Nouvelles sanctions onusiennes contre les chefs armés en RDC

Nouvelles sanctions onusiennes contre les chefs armés en RDC

Le Conseil de sécurité de l’ONU frappe six responsables armés en République démocratique du Congo

Le Comité des sanctions des Nations Unies, créé par la résolution 1533 (2004) pour la République démocratique du Congo, a annoncé ce 16 juillet l’ajout de six personnalités et deux groupes à sa liste restrictive.
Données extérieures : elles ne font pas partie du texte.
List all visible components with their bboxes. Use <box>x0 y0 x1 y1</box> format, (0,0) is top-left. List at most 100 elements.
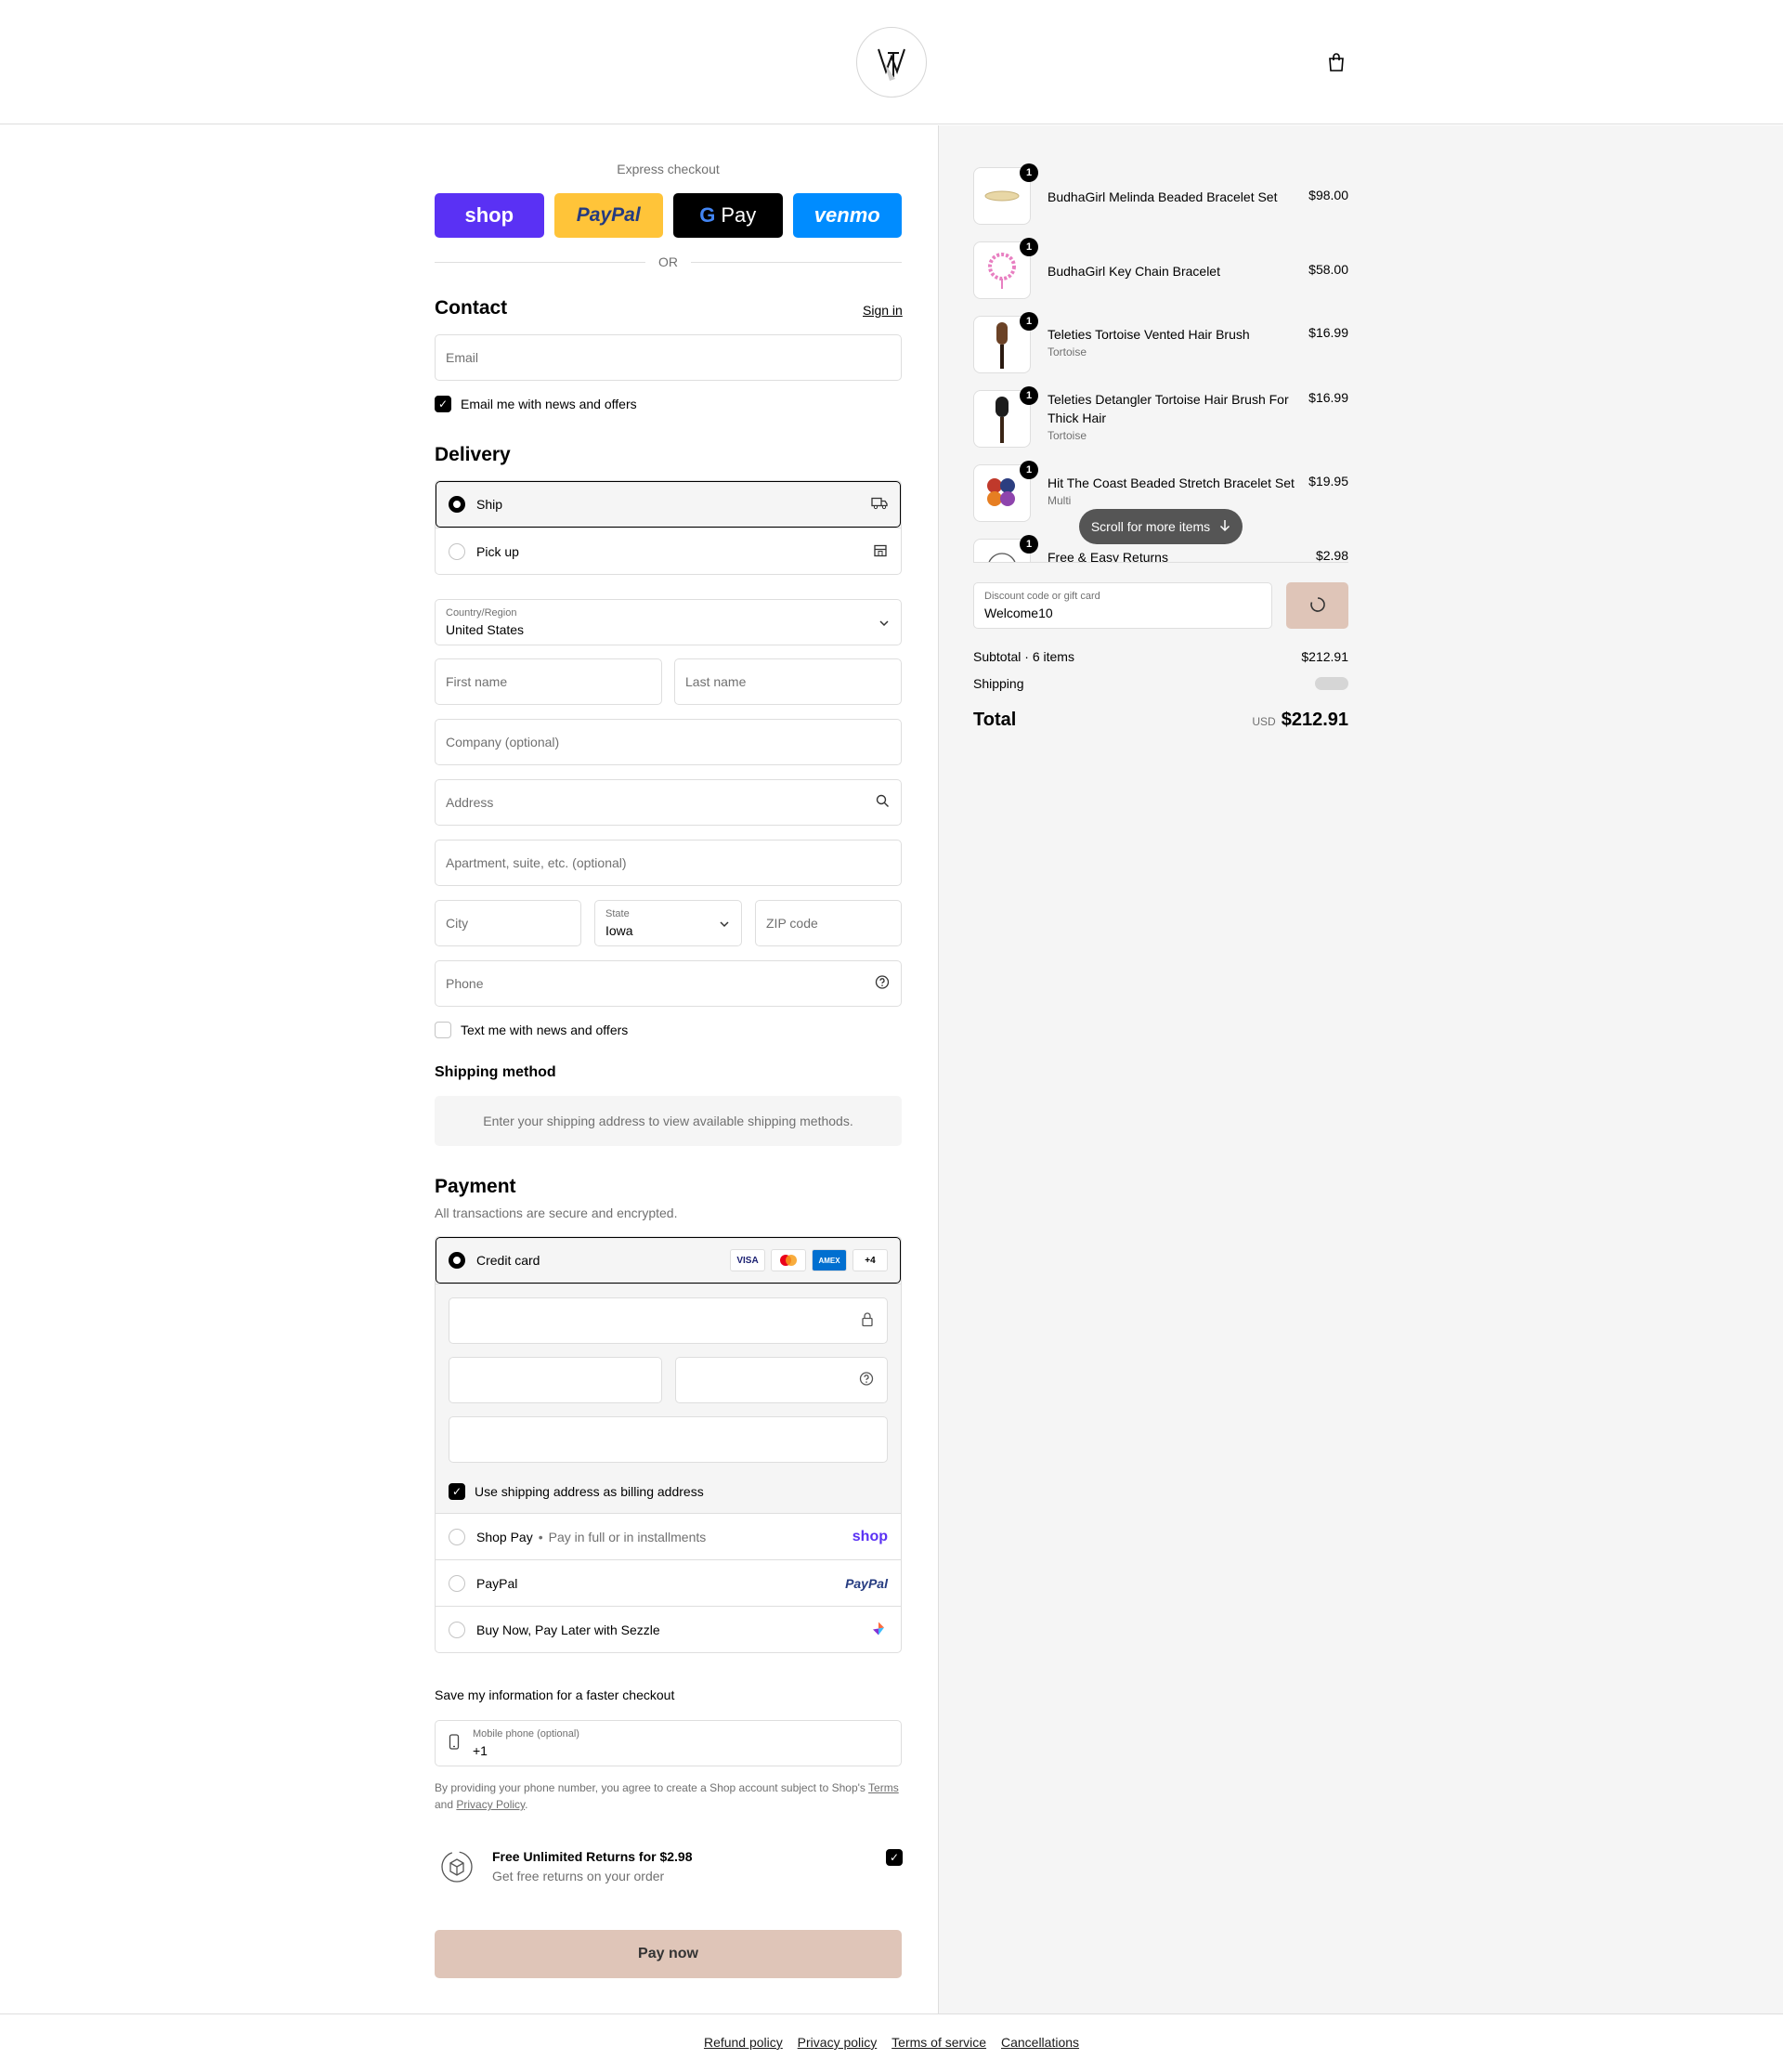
quantity-badge: 1 <box>1020 163 1038 182</box>
state-select[interactable]: State Iowa <box>594 900 742 946</box>
visa-icon: VISA <box>730 1249 765 1271</box>
refund-policy-link[interactable]: Refund policy <box>704 2035 783 2050</box>
scroll-for-more-button[interactable]: Scroll for more items <box>1079 509 1243 544</box>
express-checkout-title: Express checkout <box>617 162 720 176</box>
delivery-method-options: Ship Pick up <box>435 480 902 575</box>
privacy-policy-link[interactable]: Privacy policy <box>798 2035 878 2050</box>
item-price: $58.00 <box>1308 262 1348 277</box>
shipping-label: Shipping <box>973 676 1024 691</box>
cancellations-link[interactable]: Cancellations <box>1001 2035 1079 2050</box>
item-variant: Tortoise <box>1048 345 1087 358</box>
sezzle-label: Buy Now, Pay Later with Sezzle <box>476 1622 660 1637</box>
discount-code-field[interactable]: Discount code or gift card Welcome10 <box>973 582 1272 629</box>
credit-card-option[interactable]: Credit card VISA AMEX +4 <box>436 1237 901 1284</box>
or-label: OR <box>658 254 678 269</box>
discount-value: Welcome10 <box>984 606 1053 620</box>
disclaimer-period: . <box>525 1798 528 1811</box>
state-label: State <box>605 908 630 919</box>
pay-now-button[interactable]: Pay now <box>435 1930 902 1978</box>
amex-icon: AMEX <box>812 1249 847 1271</box>
radio-unselected-icon <box>449 542 465 560</box>
email-placeholder: Email <box>446 350 479 365</box>
radio-unselected-icon <box>449 1574 465 1592</box>
shop-pay-express-button[interactable]: shop <box>435 193 544 238</box>
returns-checkbox[interactable]: ✓ <box>886 1849 903 1866</box>
security-code-field[interactable] <box>674 1357 888 1403</box>
returns-subtitle: Get free returns on your order <box>492 1869 665 1883</box>
state-value: Iowa <box>605 923 633 938</box>
mobile-phone-value: +1 <box>473 1743 488 1758</box>
store-icon <box>873 542 888 560</box>
divider-line <box>691 261 902 263</box>
item-name: BudhaGirl Key Chain Bracelet <box>1048 264 1220 279</box>
country-label: Country/Region <box>446 607 517 619</box>
google-pay-label: Pay <box>721 203 757 227</box>
total-value: $212.91 <box>1281 710 1348 730</box>
truck-icon <box>871 497 888 513</box>
ship-option[interactable]: Ship <box>436 481 901 528</box>
help-circle-icon[interactable] <box>875 975 890 993</box>
express-checkout-buttons: shop PayPal G Pay venmo <box>435 193 902 238</box>
company-field[interactable]: Company (optional) <box>435 719 902 765</box>
item-name: Teleties Tortoise Vented Hair Brush <box>1048 327 1250 342</box>
shop-pay-option[interactable]: Shop Pay • Pay in full or in installment… <box>436 1513 901 1559</box>
returns-title: Free Unlimited Returns for $2.98 <box>492 1849 693 1864</box>
name-on-card-field[interactable] <box>449 1416 888 1463</box>
apply-discount-button[interactable] <box>1286 582 1348 629</box>
order-items-list[interactable]: 1 BudhaGirl Melinda Beaded Bracelet Set … <box>973 163 1348 563</box>
checkmark-icon: ✓ <box>435 396 451 412</box>
paypal-label: PayPal <box>476 1575 518 1591</box>
city-field[interactable]: City <box>435 900 581 946</box>
privacy-policy-link[interactable]: Privacy Policy <box>456 1798 525 1811</box>
paypal-option[interactable]: PayPal PayPal <box>436 1559 901 1606</box>
pickup-option[interactable]: Pick up <box>436 528 901 574</box>
quantity-badge: 1 <box>1020 238 1038 256</box>
last-name-field[interactable]: Last name <box>674 658 902 705</box>
or-divider: OR <box>435 253 902 271</box>
store-logo[interactable] <box>856 27 927 98</box>
item-name: Hit The Coast Beaded Stretch Bracelet Se… <box>1048 476 1295 490</box>
search-icon <box>876 794 890 811</box>
help-circle-icon[interactable] <box>859 1372 874 1389</box>
zip-placeholder: ZIP code <box>766 916 818 931</box>
bullet-separator: • <box>538 1529 543 1544</box>
sign-in-link[interactable]: Sign in <box>863 303 903 318</box>
email-field[interactable]: Email <box>435 334 902 381</box>
venmo-express-button[interactable]: venmo <box>792 193 902 238</box>
save-info-heading: Save my information for a faster checkou… <box>435 1688 675 1702</box>
email-news-checkbox[interactable]: ✓ Email me with news and offers <box>435 396 637 412</box>
first-name-placeholder: First name <box>446 674 508 689</box>
subtotal-value: $212.91 <box>1301 649 1348 664</box>
credit-card-label: Credit card <box>476 1253 540 1268</box>
country-select[interactable]: Country/Region United States <box>435 599 902 645</box>
pickup-label: Pick up <box>476 543 519 559</box>
sezzle-option[interactable]: Buy Now, Pay Later with Sezzle <box>436 1606 901 1652</box>
billing-same-checkbox[interactable]: ✓ Use shipping address as billing addres… <box>449 1476 888 1507</box>
subtotal-label: Subtotal · 6 items <box>973 649 1074 664</box>
google-pay-express-button[interactable]: G Pay <box>673 193 783 238</box>
terms-link[interactable]: Terms <box>868 1781 899 1794</box>
loading-spinner-icon <box>1308 595 1327 617</box>
item-price: $98.00 <box>1308 188 1348 202</box>
quantity-badge: 1 <box>1020 312 1038 331</box>
paypal-express-button[interactable]: PayPal <box>553 193 663 238</box>
address-field[interactable]: Address <box>435 779 902 826</box>
terms-of-service-link[interactable]: Terms of service <box>892 2035 986 2050</box>
card-number-field[interactable] <box>449 1297 888 1344</box>
text-news-checkbox[interactable]: Text me with news and offers <box>435 1022 628 1038</box>
header <box>0 0 1783 124</box>
country-value: United States <box>446 622 525 637</box>
footer: Refund policy Privacy policy Terms of se… <box>0 2013 1783 2072</box>
expiration-date-field[interactable] <box>449 1357 662 1403</box>
quantity-badge: 1 <box>1020 535 1038 554</box>
last-name-placeholder: Last name <box>685 674 747 689</box>
shopping-bag-icon[interactable] <box>1326 52 1347 72</box>
mobile-phone-field[interactable]: Mobile phone (optional) +1 <box>435 1720 902 1766</box>
phone-field[interactable]: Phone <box>435 960 902 1007</box>
billing-same-label: Use shipping address as billing address <box>475 1484 704 1499</box>
returns-box-icon <box>438 1848 475 1885</box>
first-name-field[interactable]: First name <box>435 658 662 705</box>
apartment-field[interactable]: Apartment, suite, etc. (optional) <box>435 840 902 886</box>
zip-field[interactable]: ZIP code <box>755 900 902 946</box>
chevron-down-icon <box>719 916 730 931</box>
Cette mesure vise à freiner l’escalade des violences dans l’Est du pays, où les combats persistent malgré les appels au calme de la communauté internationale.

Des sanctions ciblées contre les acteurs de l’instabilité

Parmi les personnes sanctionnées figure Corneille Nangaa, chef de l’AFC/M23, déjà sous le coup de mesures onusiennes. John Imani Nzenze, présenté comme colonel et responsable du renseignement du M23, est également visé pour son implication dans la coordination des activités rebelles.

Les chefs militaires des FDLR dans le viseur

Le général de brigade Sébastien Uwimbabazi, basé à Rutshuru, et Gustave Kubwayo, alias « Sirkoof », commandant des FDLR-FOCA, sont accusés de cibler des civils, d’organiser des enlèvements contre rançon et d’exploiter illégalement les ressources naturelles. Leurs actions, selon l’ONU, exacerbent les souffrances des populations locales.

Les ADF et le groupe Twirwaneho également touchés

Muhammed Lumisa, médecin et logisticien des Forces démocratiques alliées (ADF), ainsi que le colonel Charles Sematama, chef militaire du groupe Twirwaneho, sont sanctionnés pour leurs exactions répétées contre les civils. Ce dernier, actif dans le Sud-Kivu, est notamment accusé d’avoir commis des violences depuis la création de son groupe entre 2008 et 2010.

Deux entités également sanctionnées

L’AFC, fondée en 2023, et le groupe Twirwaneho sont ajoutés à la liste noire de l’ONU. Ces sanctions entraînent un gel des avoirs, une interdiction de voyager et un embargo sur les armes pour les personnes et structures concernées.

Ces décisions interviennent dans un contexte où les affrontements persistent dans l’Est de la RDC, alimentant les craintes d’une détérioration de la situation humanitaire. La communauté internationale réitère ainsi son engagement à lutter contre l’impunité et à soutenir la stabilisation de la région.